Originally posted 2009-05-04 23:29:25. Republished by Blog Post Promoter
RATING: 3.5 / 5 stars
By Chris Moore:
For many avid music listeners, it feels as though Bob Dylan has indeed been together with us through life.
He started out simple in the sixties — just an acoustic guitar, harmonica, and his aged-before-its-time voice. By the end of the decade, he had gone electric, gone back to acoustic, and gone to Nashville to aid in the popularization of country rock.
Before the seventies were out, he recorded covers, rediscovered rock, discovered female background singers, and found God. The next two decades were hit and miss — although any true Dylan fan will tell you that even Knocked Out Loaded has its charms…
Since 1997, Dylan has released what many refer to as his comeback trilogy (Time Out of Mind, Love & Theft, and Modern Times), although he has cryptically referred to Love & Theft as the first in a trilogy.

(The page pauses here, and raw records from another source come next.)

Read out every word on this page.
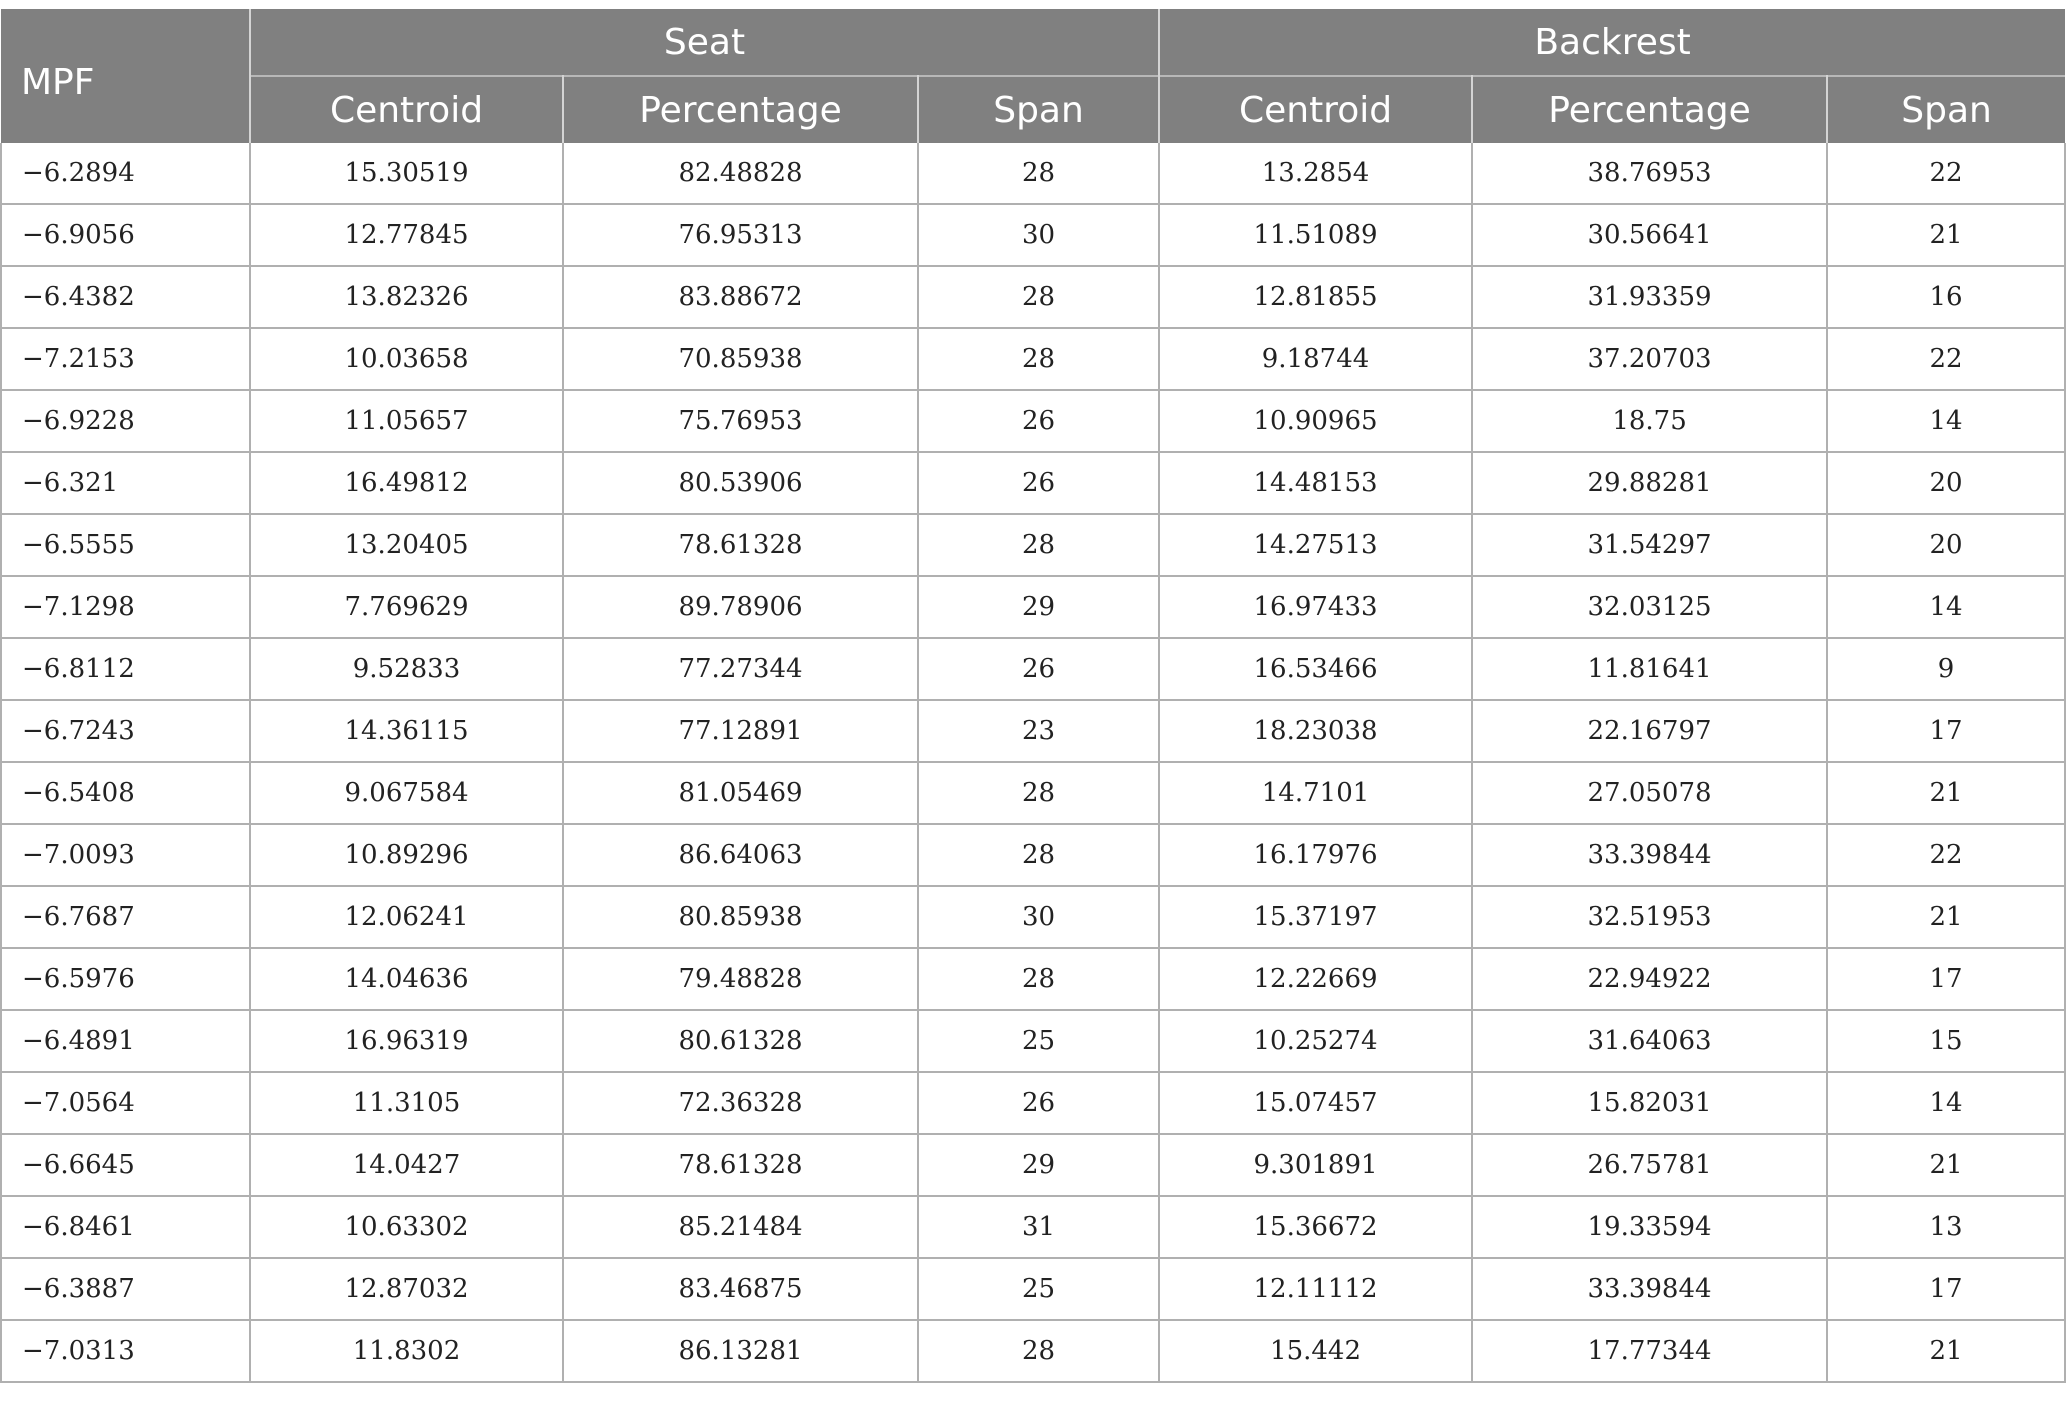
MPF	Seat			Backrest		
	Centroid	Percentage	Span	Centroid	Percentage	Span
−6.2894	15.30519	82.48828	28	13.2854	38.76953	22
−6.9056	12.77845	76.95313	30	11.51089	30.56641	21
−6.4382	13.82326	83.88672	28	12.81855	31.93359	16
−7.2153	10.03658	70.85938	28	9.18744	37.20703	22
−6.9228	11.05657	75.76953	26	10.90965	18.75	14
−6.321	16.49812	80.53906	26	14.48153	29.88281	20
−6.5555	13.20405	78.61328	28	14.27513	31.54297	20
−7.1298	7.769629	89.78906	29	16.97433	32.03125	14
−6.8112	9.52833	77.27344	26	16.53466	11.81641	9
−6.7243	14.36115	77.12891	23	18.23038	22.16797	17
−6.5408	9.067584	81.05469	28	14.7101	27.05078	21
−7.0093	10.89296	86.64063	28	16.17976	33.39844	22
−6.7687	12.06241	80.85938	30	15.37197	32.51953	21
−6.5976	14.04636	79.48828	28	12.22669	22.94922	17
−6.4891	16.96319	80.61328	25	10.25274	31.64063	15
−7.0564	11.3105	72.36328	26	15.07457	15.82031	14
−6.6645	14.0427	78.61328	29	9.301891	26.75781	21
−6.8461	10.63302	85.21484	31	15.36672	19.33594	13
−6.3887	12.87032	83.46875	25	12.11112	33.39844	17
−7.0313	11.8302	86.13281	28	15.442	17.77344	21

Now, less than a year away from a new decade and one more than that from his 50th anniversary in the recording business, Dylan has released his most fun and accessible album in years. “Together Through Life” may have the nostalgic sound and rusted, creaky voice that has been characteristic of Dylan’s recent work, but the subject matter and the tone of the songs is refreshingly light…
…for Dylan, that is.
Upon first glance, the title of the third track – “My Wife’s Home Town” – suggests a song of fond recollection about a spouse’s origins. And yet that is not the case at all. As Dylan repeats in the chorus, “I just want to say that hell is my wife’s home town…”

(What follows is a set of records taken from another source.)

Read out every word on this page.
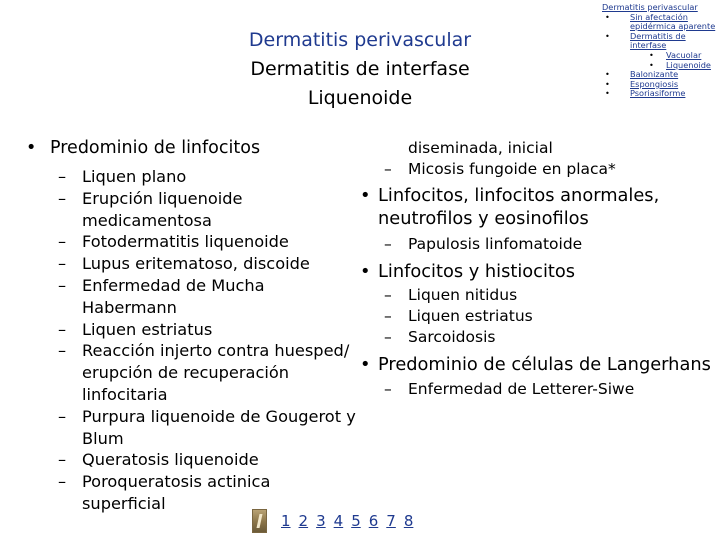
Dermatitis perivascular
Dermatitis de interfase
Liquenoide
Dermatitis perivascular
• Sin afectación epidérmica aparente
• Dermatitis de interfase
• Vacuolar
• Liquenoide
• Balonizante
• Espongiosis
• Psoriasiforme
• Predominio de linfocitos
– Liquen plano
– Erupción liquenoide medicamentosa
– Fotodermatitis liquenoide
– Lupus eritematoso, discoide
– Enfermedad de Mucha Habermann
– Liquen estriatus
– Reacción injerto contra huesped/ erupción de recuperación linfocitaria
– Purpura liquenoide de Gougerot y Blum
– Queratosis liquenoide
– Poroqueratosis actinica superficial
diseminada, inicial
– Micosis fungoide en placa*
• Linfocitos, linfocitos anormales, neutrofilos y eosinofilos
– Papulosis linfomatoide
• Linfocitos y histiocitos
– Liquen nitidus
– Liquen estriatus
– Sarcoidosis
• Predominio de células de Langerhans
– Enfermedad de Letterer-Siwe
1 2 3 4 5 6 7 8
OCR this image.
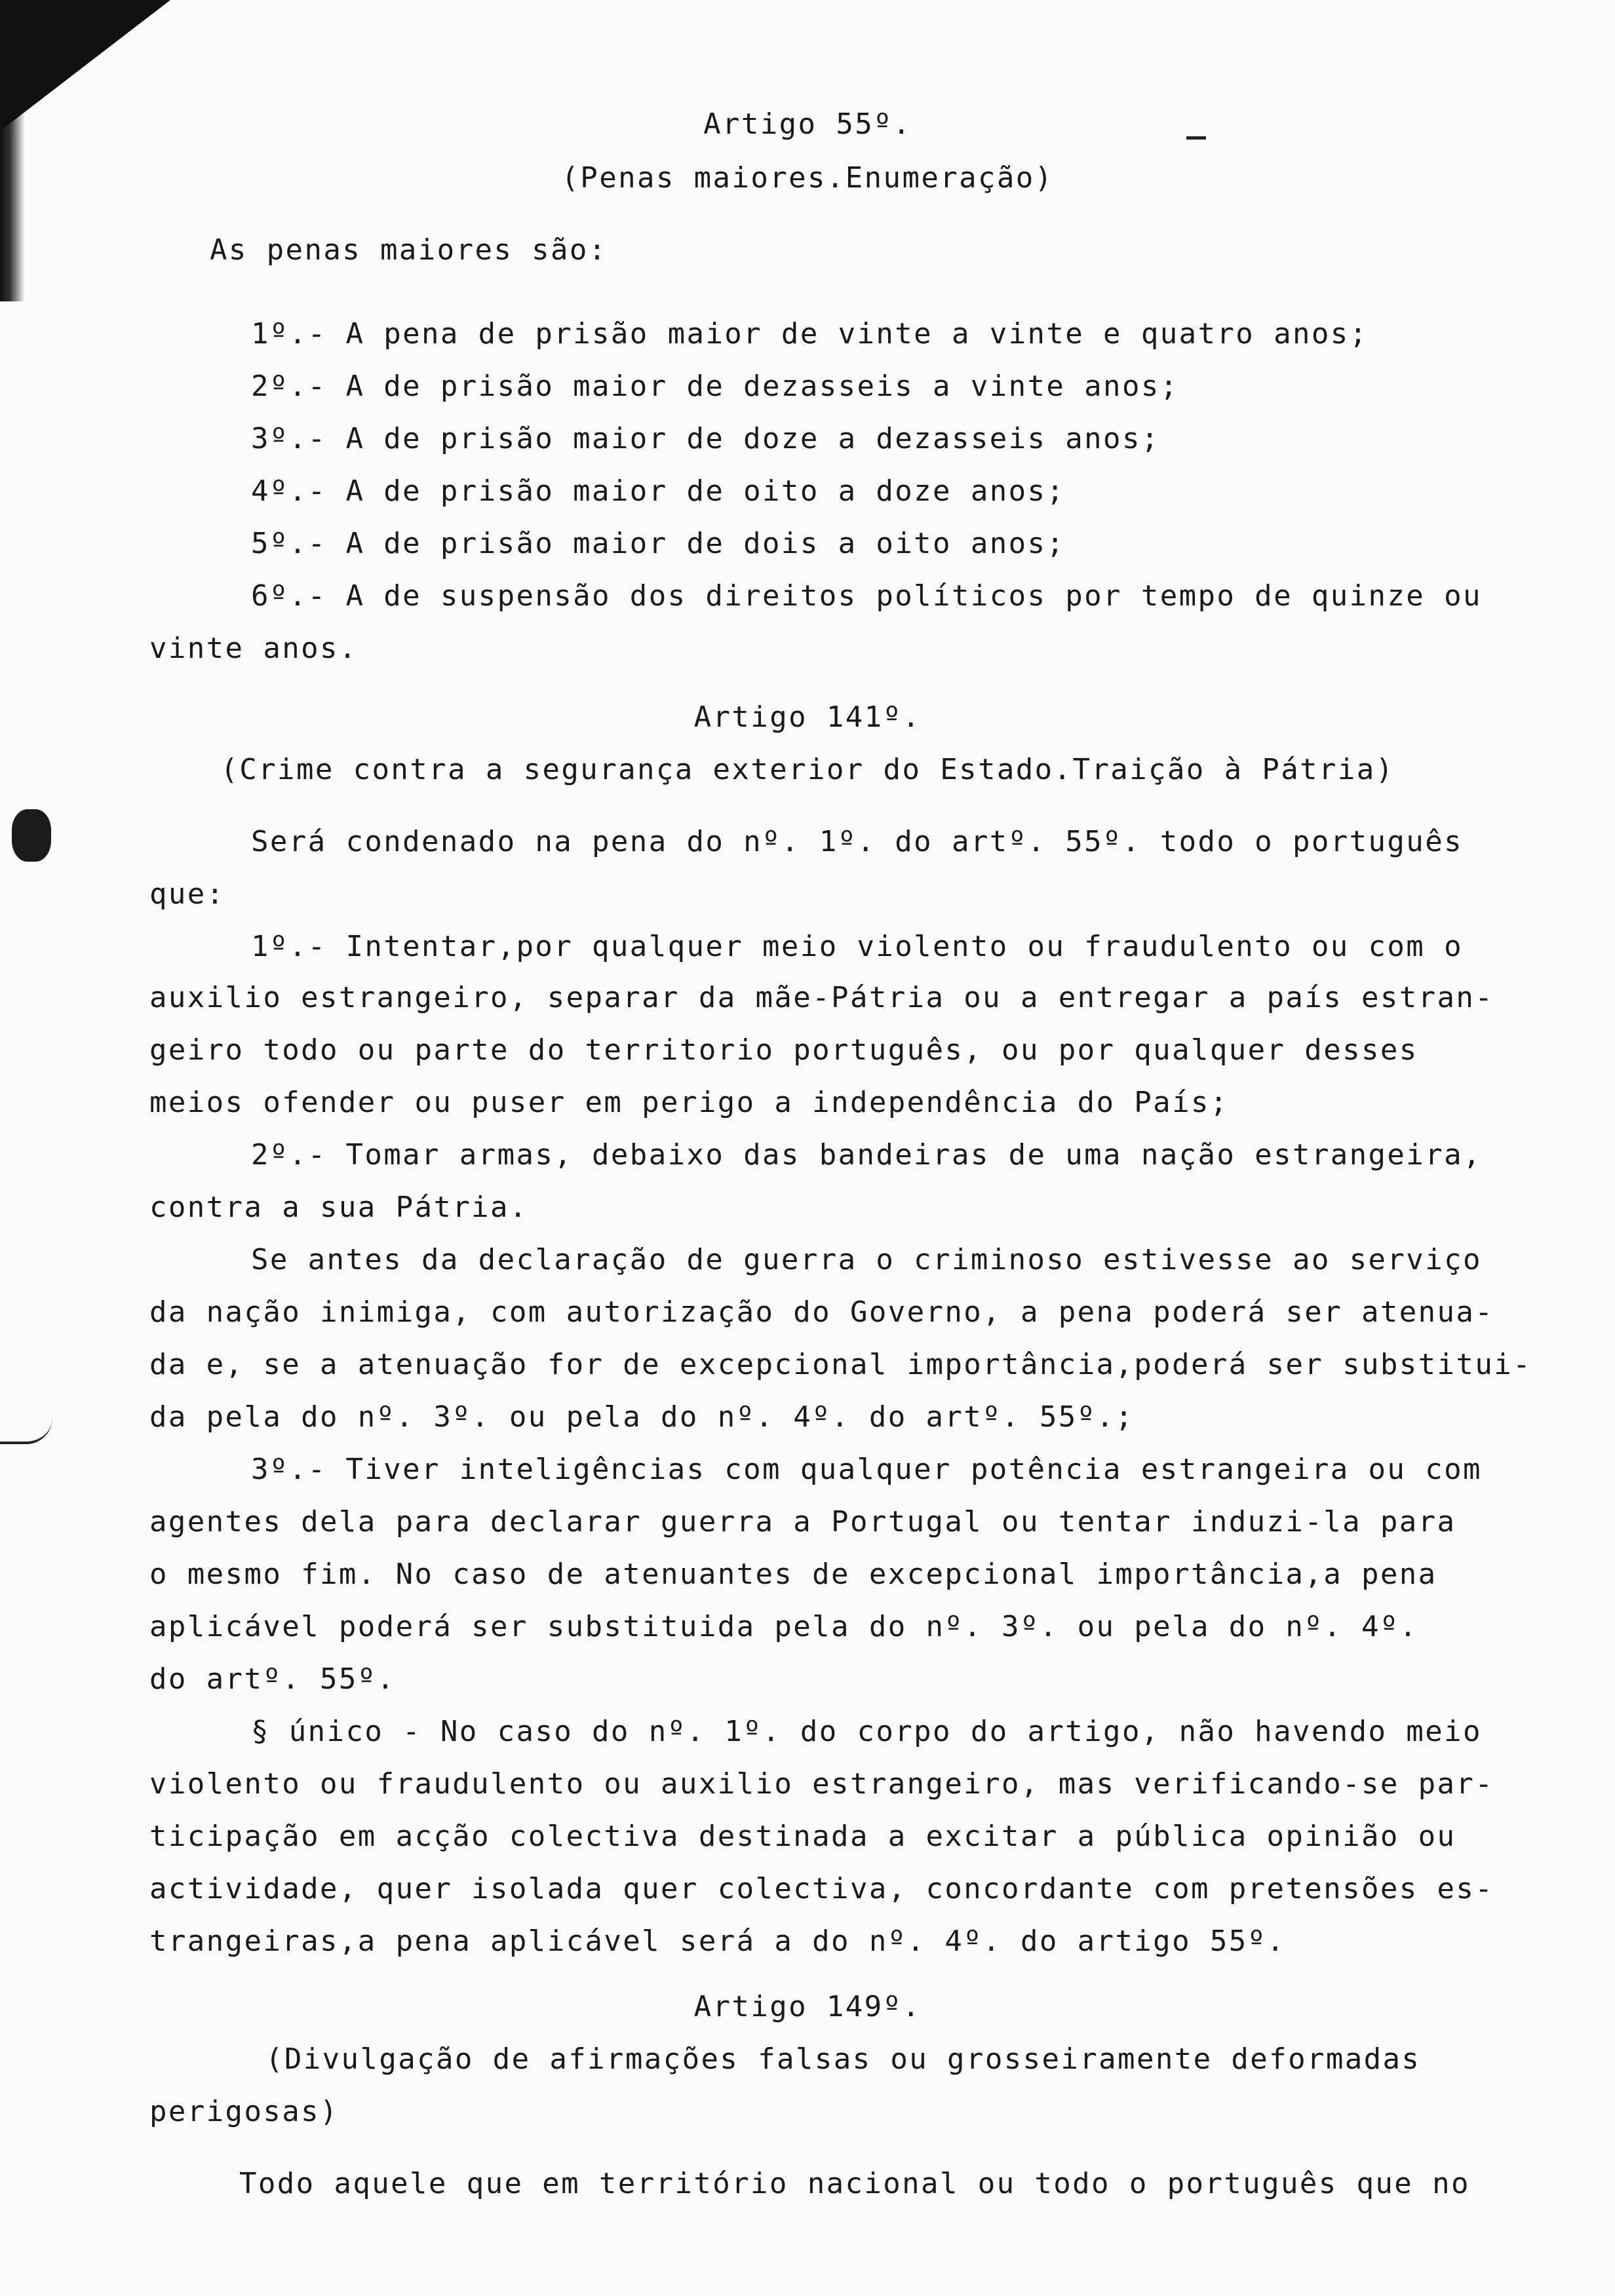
Artigo 55º.
(Penas maiores.Enumeração)
As penas maiores são:
1º.- A pena de prisão maior de vinte a vinte e quatro anos;
2º.- A de prisão maior de dezasseis a vinte anos;
3º.- A de prisão maior de doze a dezasseis anos;
4º.- A de prisão maior de oito a doze anos;
5º.- A de prisão maior de dois a oito anos;
6º.- A de suspensão dos direitos políticos por tempo de quinze ou
vinte anos.
Artigo 141º.
(Crime contra a segurança exterior do Estado.Traição à Pátria)
Será condenado na pena do nº. 1º. do artº. 55º. todo o português
que:
1º.- Intentar,por qualquer meio violento ou fraudulento ou com o
auxilio estrangeiro, separar da mãe-Pátria ou a entregar a país estran-
geiro todo ou parte do territorio português, ou por qualquer desses
meios ofender ou puser em perigo a independência do País;
2º.- Tomar armas, debaixo das bandeiras de uma nação estrangeira,
contra a sua Pátria.
Se antes da declaração de guerra o criminoso estivesse ao serviço
da nação inimiga, com autorização do Governo, a pena poderá ser atenua-
da e, se a atenuação for de excepcional importância,poderá ser substitui-
da pela do nº. 3º. ou pela do nº. 4º. do artº. 55º.;
3º.- Tiver inteligências com qualquer potência estrangeira ou com
agentes dela para declarar guerra a Portugal ou tentar induzi-la para
o mesmo fim. No caso de atenuantes de excepcional importância,a pena
aplicável poderá ser substituida pela do nº. 3º. ou pela do nº. 4º.
do artº. 55º.
§ único - No caso do nº. 1º. do corpo do artigo, não havendo meio
violento ou fraudulento ou auxilio estrangeiro, mas verificando-se par-
ticipação em acção colectiva destinada a excitar a pública opinião ou
actividade, quer isolada quer colectiva, concordante com pretensões es-
trangeiras,a pena aplicável será a do nº. 4º. do artigo 55º.
Artigo 149º.
(Divulgação de afirmações falsas ou grosseiramente deformadas
perigosas)
Todo aquele que em território nacional ou todo o português que no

The song concludes with a chuckling sound from Dylan that is reminiscent of the gutteral laugh in Elvis Presley’s Christmas classic “Santa Claus is Back in Town.” This song is a prime example of the alteration in tone on this most recent Dylan release. As the cover would suggest, love is a recurring topic that is approached with directness and a sense of humor that wasn’t evident on Modern Times.
For many reasons, Modern Times is a technically superior album — lyrically, instrumentally, and in terms of overall progression. That being said, Together Through Life is perhaps the most accessible of Dylan’s post-millenium recordings. The songs are short — most are in the 3-4 minute range — and the album only gets better as you listen, track after track.
“Beyond Here Lies Nothin’,” the album starter, is a nice opening that lyrically toys with the listener, seeming at its face to be a song about a dedicated relationship. Dylan sings, “As long as you stay with me, the whole world is my throne.”
“Beyond here lies nothin’,” he continues, “Nothin’ we can call our own.”
By the end of the song, you are left to wonder whether the narrator is staying in his relationship for love — the kind of love that reduces all outside elements to “nothin'” — or because there is simply nowhere else, nowhere better, to go.
The true highlights come during the second half of the album (side B, for those of you who purchased the vinyl edition).
“Jolene” fits firmly into my long list of favorite songs with a girl’s first name for a title — BnL’s “Maybe Katie,” the Beach Boys’ “Wendy,” and Fountains of Wayne’s “Hey Julie” to name a few.
Likewise, “Shake Shake Mama” is perhaps the most rockin’ number on the album, although it is a fairly standard blues progression.
Finally, “I Feel a Change Comin’ On” is the best song on the album. Lyrically, instrumentally, and compositionally (a middle AND a solo!), this song has a catchy chorus and comes as a bit of a surprise as the ninth and penultimate track.
“Life is Hard” and “It’s All Good” act as bookends of sorts to the album as a whole, the former setting the theme early on and the latter bringing it all to a conclusion. As is typical of the album, Dylan plants his tongue at least lightly in his cheek and turns a cliched phrase into the perfect chorus.
At the end of the day, Together Through Life will not be remembered as one of his best albums. In a sense, though, it was never intended to be. It came on quickly, surprising even me when its existence was announced a month before its release in Rolling Stone. Apparently, Dylan hit upon inspiration after co-writing “Life is Hard” with Grateful Dead lyricist Robert Hunter for the Olivier Dahan film My Own Love Song.
Dylan’s spacing between album releases has been 4-5 years for as long as I can recall, and this one came a mere three years after its predecessor.
While the time between releases is a unexpectedly brief and the fact that he collaborated on all but one song (“This Dream of You”) is surprising, it was perhaps not a shock that Hunter is the collaborator. After all, Dylan and the Dead have a longstanding relationship and mutual respect. Truly, according to Dylan, his tour with the Dead in the eighties revitalized his passion for performing at a time when he was losing that particular spark.
Now, like an all-star pitcher who is starting on fewer days’ rest than usual, Dylan’s performance on Together Through Life may not be epic, but it is still amazing.